Rabu, 30 Oktober 2013

Memaknai Kembali Kebebasan

Berbicara masalah demokrasi tidak terlepas dari pembahasan masalah kebebasan. Demokrasi diidentikkan dengan sejumlah kebebasan. Di dunia barat model demokrasi liberal menjadi bukti betapa dekatnya demokrasi dengan kebebasan. Di dunia timur atau lebih tepatnya di dunia ketiga yang sedang gencar-gencarnya menerapkan sistem demokrasi, kebebasan merupakan sesuatu yang diagung-agungkan menggantikan sistem otoritarianisme yang sebelumnya mengekang kebebasan masyarakat.

Makna Kebebasan
Mencermati pandangan awam dalam penilaian tentang kebebasan, mungkin akan disimpulkan bahwa Indonesia memasuki masa kebebasan dalam banyak hal. Namun perlu tetap dipertanyakan kembali mengenai makna kebebasan itu, apakah masyarakat Indonesia telah benar-benar bebas? Untuk merenungkan pertanyaan itu, salah satu standar yang menarik untuk dijadikan standar kebebasan adalah pendapat dari Kishore Mahbubani dalam buku Asia Hemisfer Baru Dunia. Kebebasan menurut Mahbubani terbagi kedalam beberapa kriteria diantaranya: bebas dari rasa ingin (freedom from want), kebebasan karena ada rasa aman (freedom of security), kebebasan seseorang untuk memilih pekerjaan (freedom to choose one’s employment), Kebebasan untuk memilih tempat tinggal (freedom to choose one’s occupation), bebas dari penangkapan dan penahanan sewenang-wenang oleh pemerintah (freedom from arbitrary arrest and detention), kebebasan berpikir (freedom to think), kebebasan berekspresi (freedom to expression), serta bebas untuk memilih seorang pemimpin (freedom to choose one’s ruler).

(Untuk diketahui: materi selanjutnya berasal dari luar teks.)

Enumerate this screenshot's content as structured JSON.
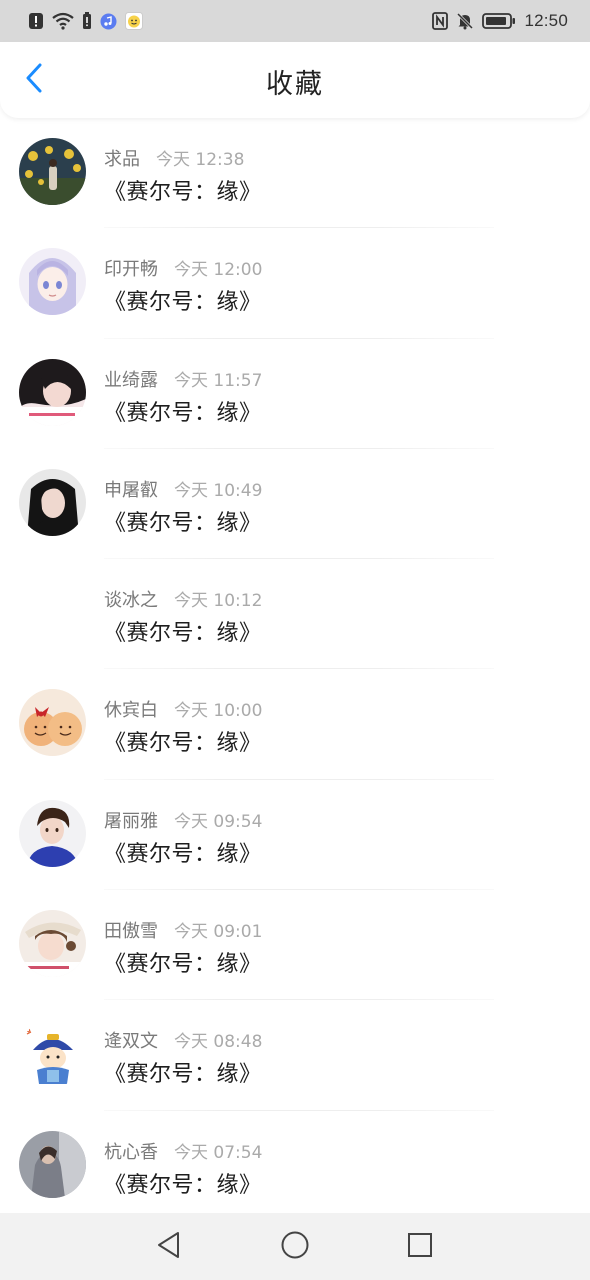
{
  "status_bar": {
    "time": "12:50",
    "left_icons": [
      "alert-icon",
      "wifi-icon",
      "sim-alert-icon",
      "music-app-icon",
      "emoji-app-icon"
    ],
    "right_icons": [
      "nfc-icon",
      "mute-bell-icon",
      "battery-icon"
    ]
  },
  "header": {
    "title": "收藏",
    "back_icon": "chevron-left-icon",
    "accent_color": "#1a8cff"
  },
  "items": [
    {
      "name": "求品",
      "time": "今天 12:38",
      "title": "《赛尔号：缘》"
    },
    {
      "name": "印开畅",
      "time": "今天 12:00",
      "title": "《赛尔号：缘》"
    },
    {
      "name": "业绮露",
      "time": "今天 11:57",
      "title": "《赛尔号：缘》"
    },
    {
      "name": "申屠叡",
      "time": "今天 10:49",
      "title": "《赛尔号：缘》"
    },
    {
      "name": "谈冰之",
      "time": "今天 10:12",
      "title": "《赛尔号：缘》"
    },
    {
      "name": "休宾白",
      "time": "今天 10:00",
      "title": "《赛尔号：缘》"
    },
    {
      "name": "屠丽雅",
      "time": "今天 09:54",
      "title": "《赛尔号：缘》"
    },
    {
      "name": "田傲雪",
      "time": "今天 09:01",
      "title": "《赛尔号：缘》"
    },
    {
      "name": "逄双文",
      "time": "今天 08:48",
      "title": "《赛尔号：缘》"
    },
    {
      "name": "杭心香",
      "time": "今天 07:54",
      "title": "《赛尔号：缘》"
    }
  ],
  "nav_bar": {
    "icons": [
      "back-triangle-icon",
      "home-circle-icon",
      "recents-square-icon"
    ]
  }
}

Berdasarkan standar kebebasan yang diungkapkan Mahbubani, kebebasan-kebebasan di Indonesia dapat diklasifikasi kedalam tiga kategori yaitu belum bebas, bebas proporsional dan kebablasan. Kondisi ideal tentu saja bebas itu sendiri yaitu kebebasan yang proporsional, tidak kekurangan dan tidak juga kebablasan.

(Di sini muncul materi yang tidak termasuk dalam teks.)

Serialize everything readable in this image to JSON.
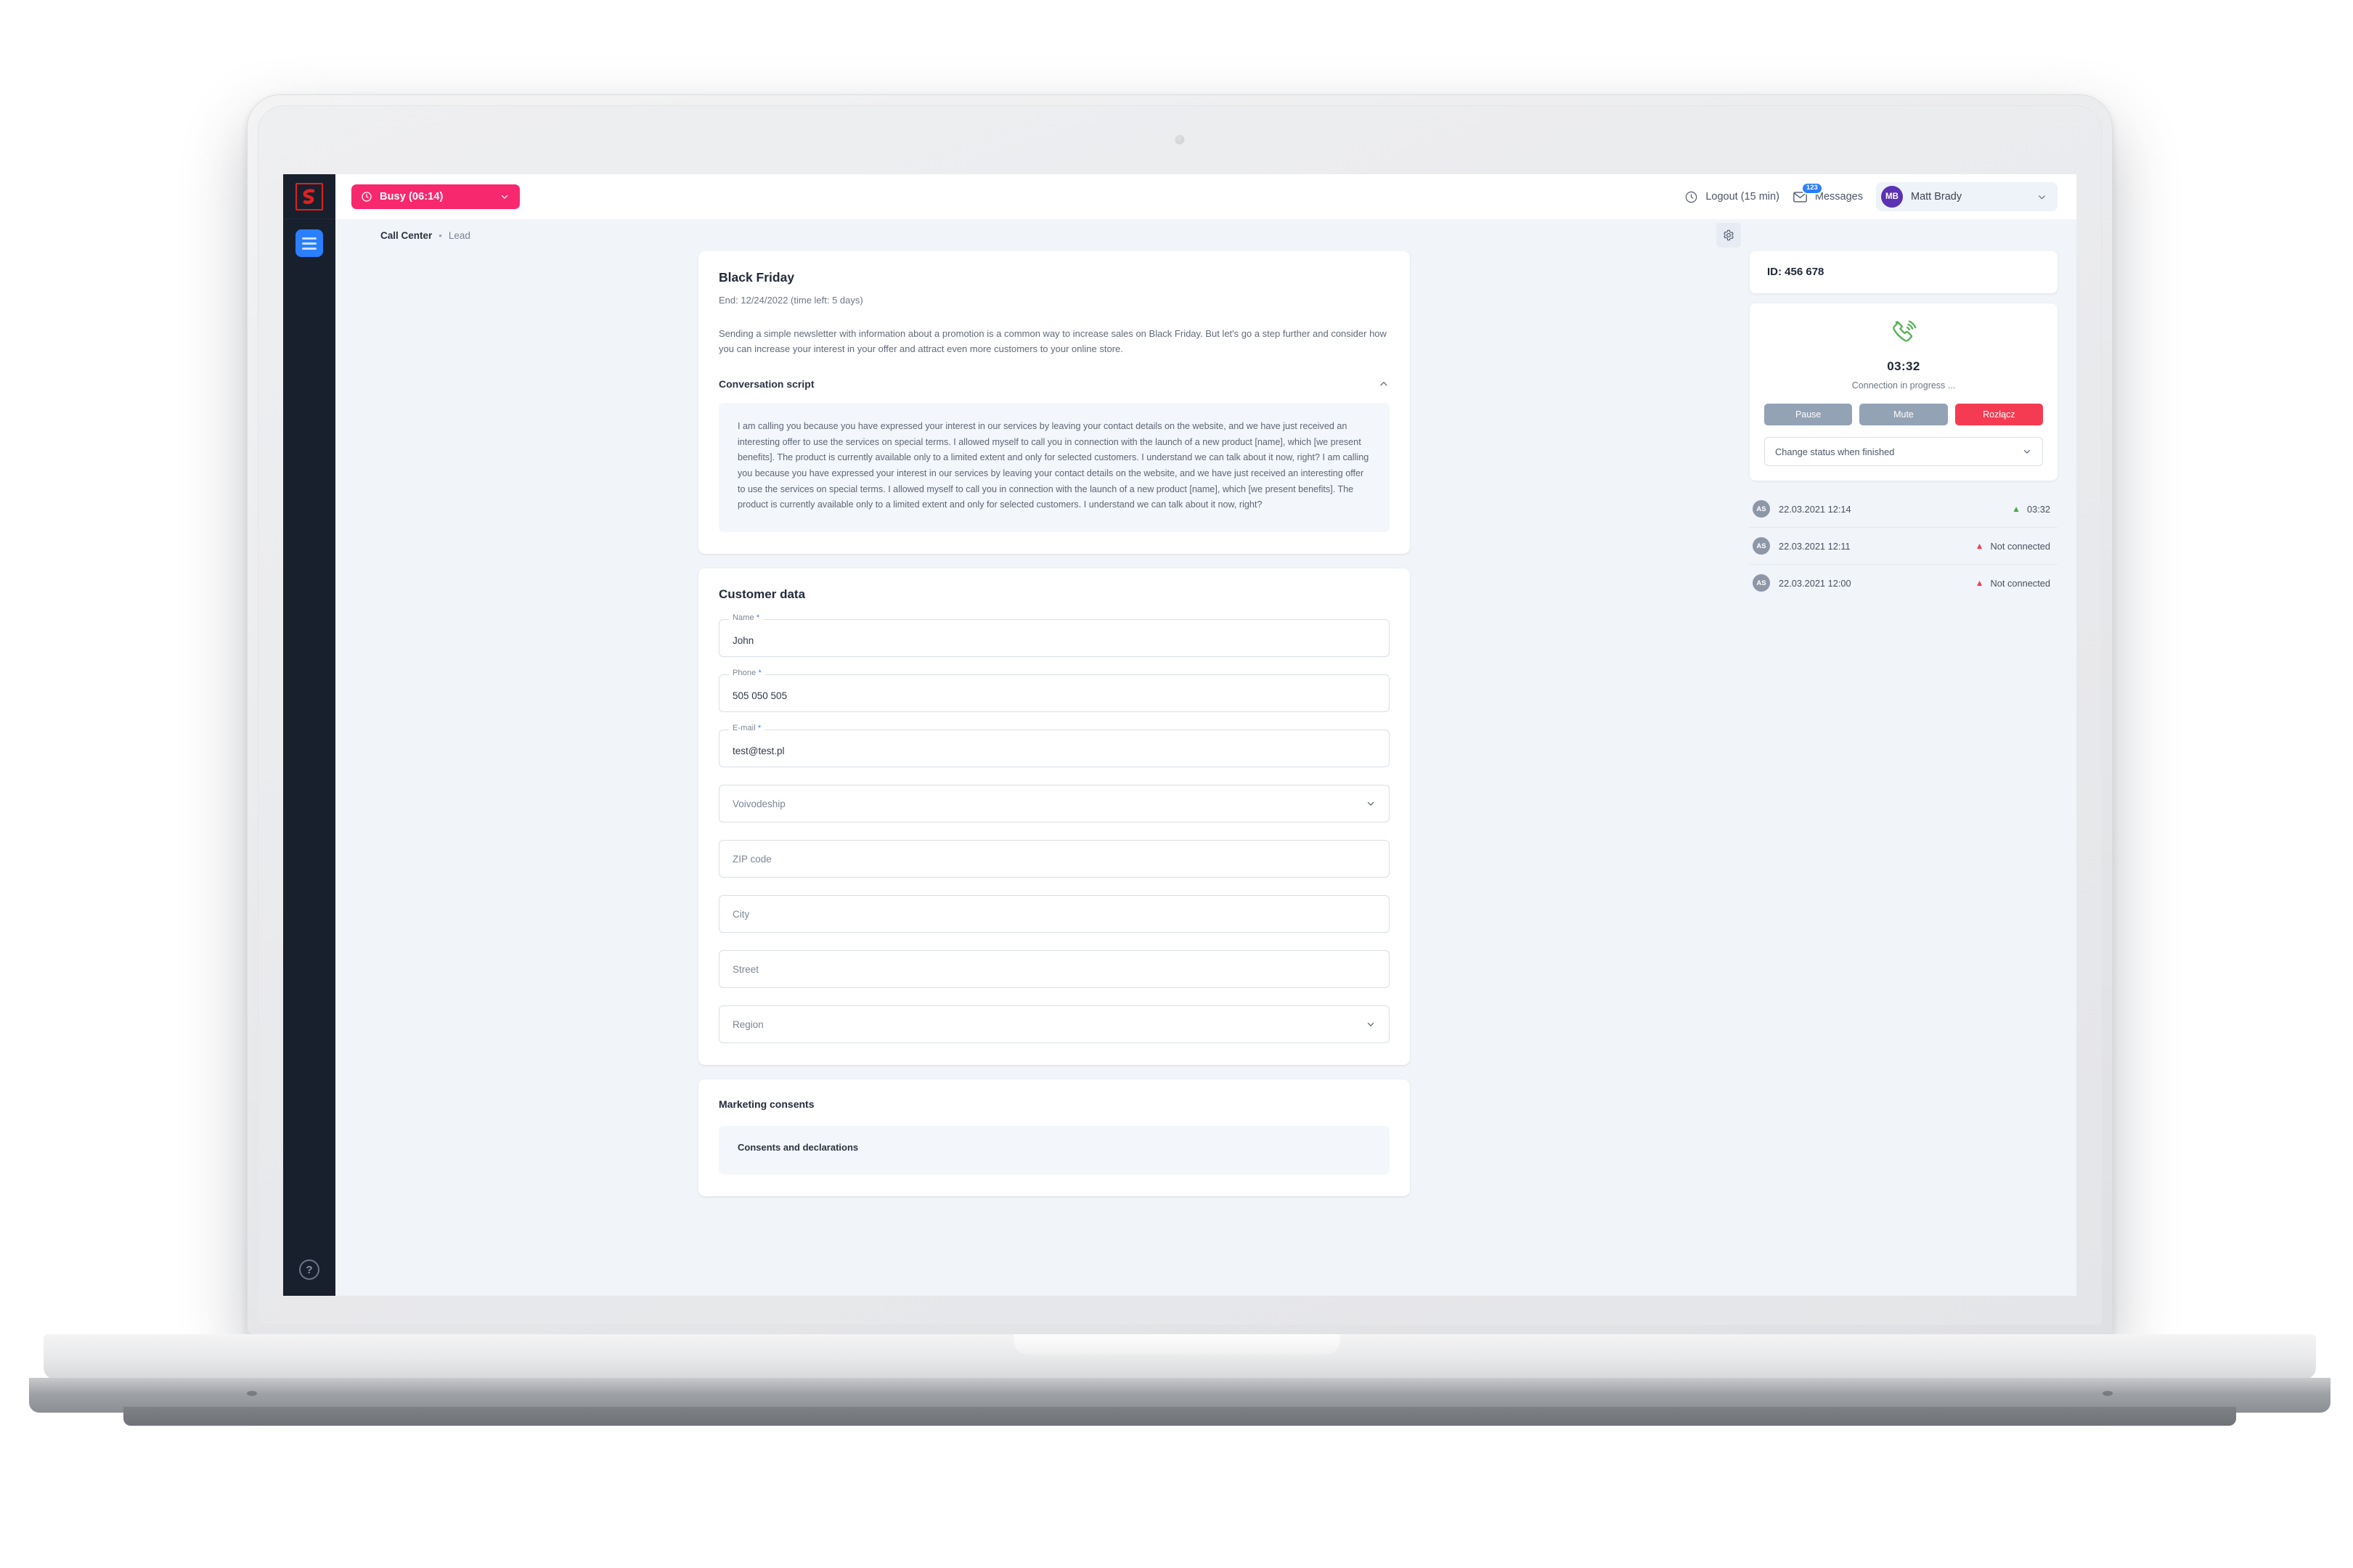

Kebebasan yang dikategorikan belum bebas adalah freedom from want, freedom of security, freedom to choose one’s employment, dan freedom from arbitrary arrest and detention. Untuk dua kebebasan yang pertama, terdapat kecenderungan titik balik pasca reformasi. Banyak kalangan menilai tingkat kesejahteraan dan keamanan masyarakat lebih baik pada zaman orde baru ketimbang pasca reformasi. Masyarakat merasa lebih banyak bebas dari tuntutan kebutuhannya dan lebih merasa aman pada masa orde baru ketimbang pada masa reformasi saat ini. Tidak mengherankan ketika akhir-akhir ini banyak beredar gambar-gambar Soeharto disertai tulisan yang intinya menyatakan bahwa zaman orde baru lebih “enak” dari zaman sekarang. Lebih mutakhir, adanya gerakan-gerakan mendukung aksi penyerangan lapas cebongan di Sleman Yogyakarta dengan cara-cara militer  yang bisa disamakan dengan cara-cara orde baru dalam mewujudkan ketertiban.

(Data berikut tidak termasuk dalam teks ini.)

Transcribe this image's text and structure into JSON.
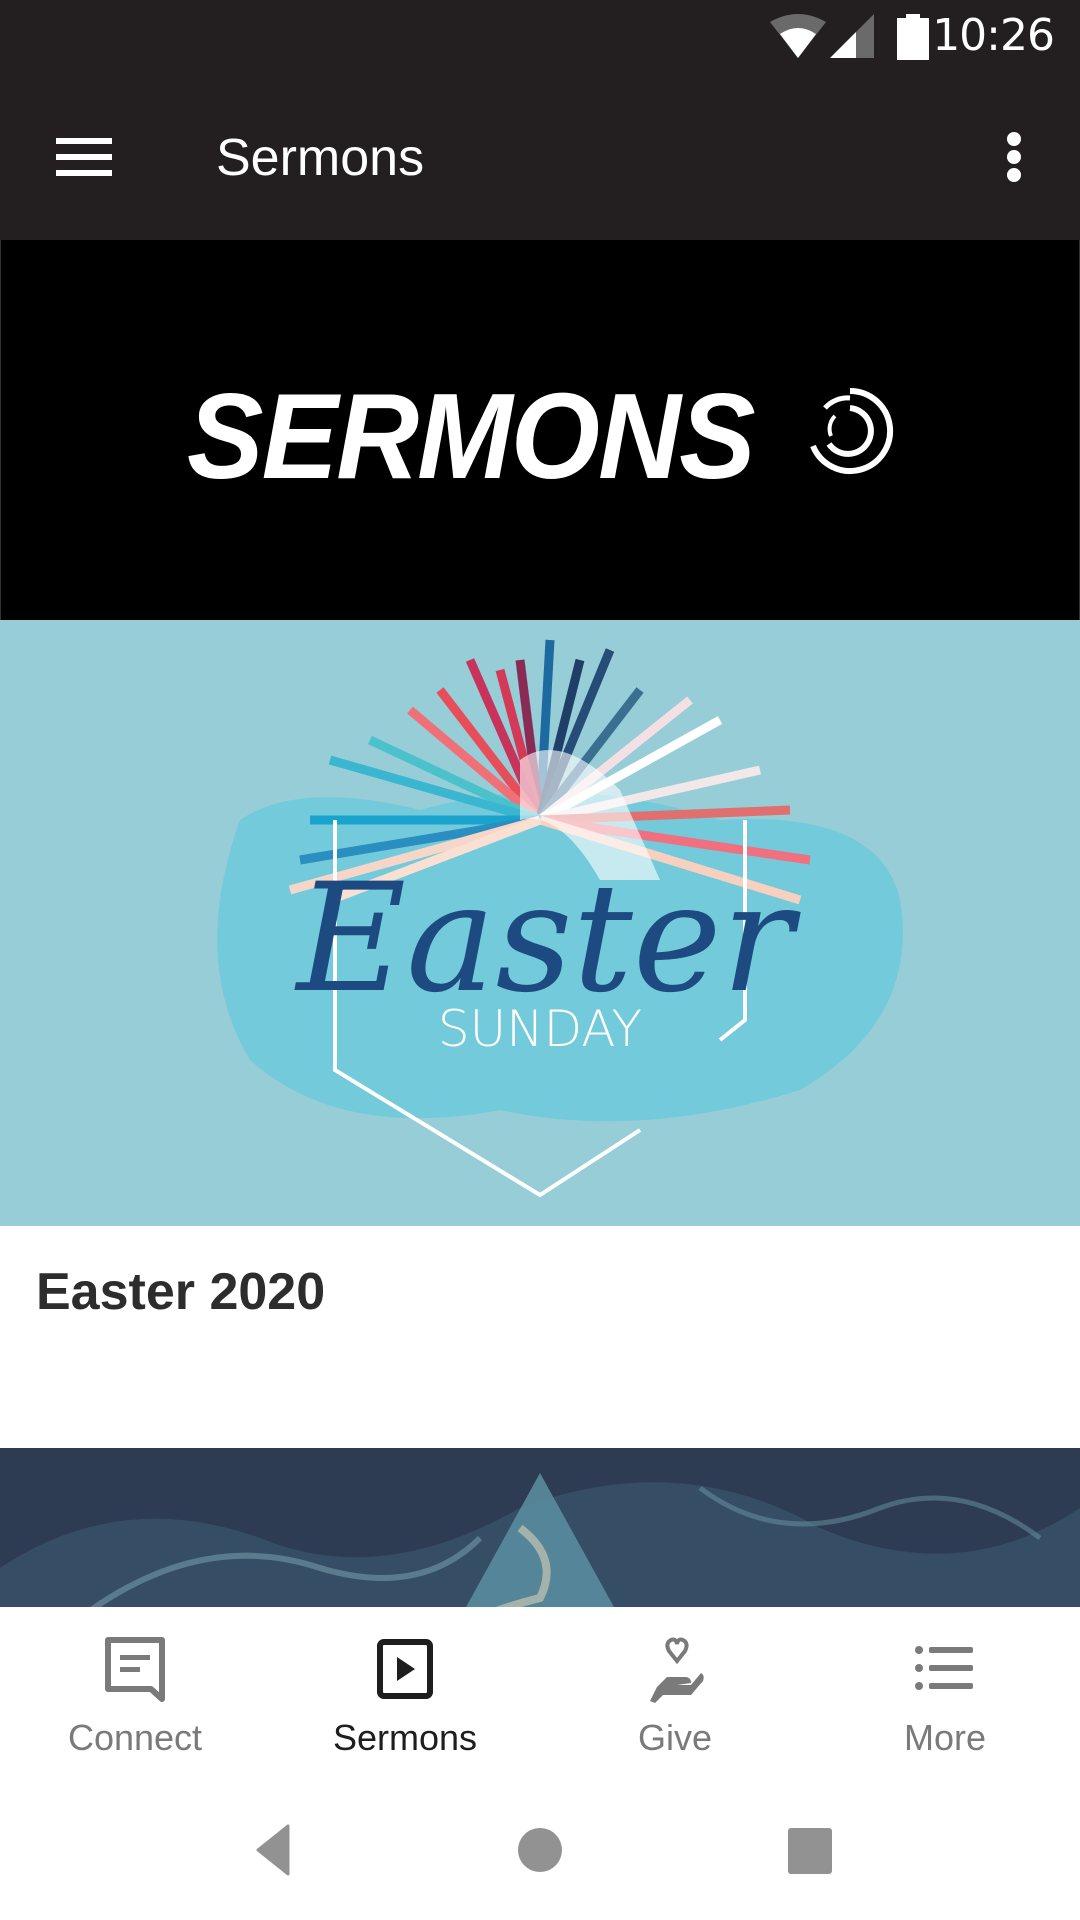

Kebebasan memilih pekerjaan tetap merupakan masalah klasik dengan kecenderungan yang semakin parah. Pasca reformasi, masyarakat semakin tidak bebas memilih pekerjaan karena yang ingin dipilih semakin tidak ada. Lapangan pekerjaan semakin langka dan pengangguran semakin bertambah. Reformasi tidak membebaskan masyarakat dari pengangguran. Kategori belum bebas yang terakhir adalah bebas dari penangkapan dan penahanan sewenang-wenang oleh pemerintah. Pada awal reformasi, masalah perlakuan sewenang-wenang pemerintah sudah mulai berkurang seiring dengan bregulirnya wacana HAM yang tumbuh satu paket  dengan demokrasi. Namun akhir-akhir ini terlihat adanya titik balik kebebasan ini. Gejalanya terlihat pada kasus penangkapan terduga teroris yang dilakukan oleh Densus 88 yang dinilai sewenang-wenang terhadap masyarakat yang masih belum terbukti sebagai teroris. Tak jarang korbannya mendapat perlakuan kasar bahkan sampai kehilangan nyawa hanya karena diduga teroris. Aksi yang serupa dengan “petrus” di zaman orde baru. Ini berarti kebebasan dari perlakuan sewenang-wenang kembali jauh dari harapan.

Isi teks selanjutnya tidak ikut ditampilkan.